People respectfully describe this dark rainforest stretch along the river as a remnant. As though it’s a thing which cannot be killed off and which, by surviving, has earned a begrudging right to stay. As if there is honour in surviving. But although it appears to be a remnant rainforest, it is not. This sliver of rainforest in the tightest corner pocket of the Brisbane River, in the middle of the city, is not a remnant but a replica.
There is an unmistakable pop, pregnant with what sounds to Robbie like malevolence. A flying fox above them jags sharply mid-flight, an instinctive change of direction. Waves of sound they cannot hear pulse through the air and press against the bat’s body in warning. Robbie watches it wheel uncertainly away, one beat, two beats, three, wings driving.
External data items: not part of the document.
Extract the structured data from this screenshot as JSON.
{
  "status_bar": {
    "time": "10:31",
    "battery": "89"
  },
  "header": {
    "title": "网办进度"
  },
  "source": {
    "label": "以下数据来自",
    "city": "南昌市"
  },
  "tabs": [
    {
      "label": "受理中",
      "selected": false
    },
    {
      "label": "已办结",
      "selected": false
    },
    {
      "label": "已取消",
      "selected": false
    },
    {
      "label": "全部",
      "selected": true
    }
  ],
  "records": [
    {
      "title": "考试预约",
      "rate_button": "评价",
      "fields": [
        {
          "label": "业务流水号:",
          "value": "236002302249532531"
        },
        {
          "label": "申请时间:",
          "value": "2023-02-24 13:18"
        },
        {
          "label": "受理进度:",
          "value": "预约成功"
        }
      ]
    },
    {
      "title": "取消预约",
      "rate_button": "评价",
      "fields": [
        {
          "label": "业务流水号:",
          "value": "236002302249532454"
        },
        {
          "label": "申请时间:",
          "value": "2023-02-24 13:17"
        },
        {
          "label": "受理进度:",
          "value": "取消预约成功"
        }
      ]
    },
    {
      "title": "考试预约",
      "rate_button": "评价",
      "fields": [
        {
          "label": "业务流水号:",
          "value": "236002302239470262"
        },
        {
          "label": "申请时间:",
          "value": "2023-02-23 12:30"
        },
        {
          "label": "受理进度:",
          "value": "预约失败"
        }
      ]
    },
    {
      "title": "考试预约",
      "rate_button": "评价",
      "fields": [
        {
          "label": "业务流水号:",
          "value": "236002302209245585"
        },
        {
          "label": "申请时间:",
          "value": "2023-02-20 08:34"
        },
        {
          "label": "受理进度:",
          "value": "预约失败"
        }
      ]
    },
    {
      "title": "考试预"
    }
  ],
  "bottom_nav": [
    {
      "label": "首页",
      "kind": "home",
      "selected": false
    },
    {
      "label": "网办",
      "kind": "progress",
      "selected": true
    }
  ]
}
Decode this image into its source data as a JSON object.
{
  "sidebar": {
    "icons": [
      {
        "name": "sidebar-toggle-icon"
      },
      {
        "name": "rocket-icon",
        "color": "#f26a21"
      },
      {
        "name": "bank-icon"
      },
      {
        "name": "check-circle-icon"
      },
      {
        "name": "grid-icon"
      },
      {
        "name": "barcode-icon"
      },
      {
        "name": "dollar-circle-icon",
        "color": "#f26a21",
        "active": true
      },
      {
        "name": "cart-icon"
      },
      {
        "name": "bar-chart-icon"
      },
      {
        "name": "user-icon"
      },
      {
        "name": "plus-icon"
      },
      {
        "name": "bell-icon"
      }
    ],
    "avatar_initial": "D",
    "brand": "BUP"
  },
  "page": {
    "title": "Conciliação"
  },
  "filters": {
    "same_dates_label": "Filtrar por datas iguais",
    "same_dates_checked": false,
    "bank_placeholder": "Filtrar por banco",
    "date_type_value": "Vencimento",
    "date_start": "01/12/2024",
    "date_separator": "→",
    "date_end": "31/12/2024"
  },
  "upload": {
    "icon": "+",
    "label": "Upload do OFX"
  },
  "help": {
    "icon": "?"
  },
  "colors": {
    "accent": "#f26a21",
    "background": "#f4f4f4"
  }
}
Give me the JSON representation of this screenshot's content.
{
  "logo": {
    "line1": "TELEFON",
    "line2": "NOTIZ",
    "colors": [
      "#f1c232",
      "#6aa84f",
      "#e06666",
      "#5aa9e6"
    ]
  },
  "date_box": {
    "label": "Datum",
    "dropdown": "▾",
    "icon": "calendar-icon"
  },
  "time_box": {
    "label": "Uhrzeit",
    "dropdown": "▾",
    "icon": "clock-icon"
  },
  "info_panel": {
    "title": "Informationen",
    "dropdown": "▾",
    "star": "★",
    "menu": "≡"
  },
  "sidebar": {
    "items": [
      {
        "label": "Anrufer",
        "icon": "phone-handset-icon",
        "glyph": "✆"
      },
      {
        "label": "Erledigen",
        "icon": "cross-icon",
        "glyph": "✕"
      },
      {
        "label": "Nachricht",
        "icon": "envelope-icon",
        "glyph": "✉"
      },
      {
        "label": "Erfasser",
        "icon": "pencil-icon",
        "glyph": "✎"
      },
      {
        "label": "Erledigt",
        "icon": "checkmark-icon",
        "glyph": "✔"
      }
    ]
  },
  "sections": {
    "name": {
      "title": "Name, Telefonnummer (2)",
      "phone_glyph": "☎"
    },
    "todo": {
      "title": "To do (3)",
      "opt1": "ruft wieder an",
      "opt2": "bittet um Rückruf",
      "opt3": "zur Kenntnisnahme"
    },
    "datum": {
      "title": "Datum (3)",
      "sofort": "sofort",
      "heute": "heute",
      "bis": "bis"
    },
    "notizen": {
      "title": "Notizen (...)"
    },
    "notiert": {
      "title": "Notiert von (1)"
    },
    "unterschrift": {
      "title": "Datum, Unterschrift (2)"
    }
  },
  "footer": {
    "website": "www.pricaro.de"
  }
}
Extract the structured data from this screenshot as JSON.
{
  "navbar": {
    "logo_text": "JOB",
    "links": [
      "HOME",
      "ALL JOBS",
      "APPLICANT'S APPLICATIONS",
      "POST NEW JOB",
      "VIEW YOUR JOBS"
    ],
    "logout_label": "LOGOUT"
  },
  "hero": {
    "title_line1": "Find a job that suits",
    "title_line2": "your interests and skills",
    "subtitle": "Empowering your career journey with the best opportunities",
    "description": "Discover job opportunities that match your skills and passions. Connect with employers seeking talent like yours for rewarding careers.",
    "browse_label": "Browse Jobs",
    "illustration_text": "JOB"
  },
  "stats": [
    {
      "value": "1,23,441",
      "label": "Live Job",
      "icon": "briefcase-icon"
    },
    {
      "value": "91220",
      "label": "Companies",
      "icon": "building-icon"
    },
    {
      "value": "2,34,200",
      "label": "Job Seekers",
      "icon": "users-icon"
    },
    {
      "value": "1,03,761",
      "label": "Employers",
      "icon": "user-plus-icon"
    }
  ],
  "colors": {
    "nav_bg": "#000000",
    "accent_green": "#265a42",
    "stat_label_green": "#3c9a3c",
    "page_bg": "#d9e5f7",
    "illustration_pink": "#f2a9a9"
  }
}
In his peripheral vision he sees the first white flash-pop of a firework rising, a reversed celestial body. At the height of its trajectory, in the long suspended moment of hanging there, this small white light explodes into coloured tracery, the sky a fluorescent swirl of red and green, the bat’s coat wet with a red-green sheen.
And in the short pause between light and sound the flying fox drives away through the air, then there is the explosive bang and the night shattering. And the sky, for all the sound and light, is empty.
Freya breathes into his craned neck, looking up again at the torrents of colour, the breaking of white into orange and purple, the outward-spreading blankets of green, the falling curtains of red and blue mesh.
‘Come on!’ she motions with her hand, and he follows her.
She makes for the footpath that runs along the river bank. As they get closer to the river he sees the water and the view of the Story Bridge opening before them, and some light in him goes out, fizzles and dies like a firework fallen too early to the water.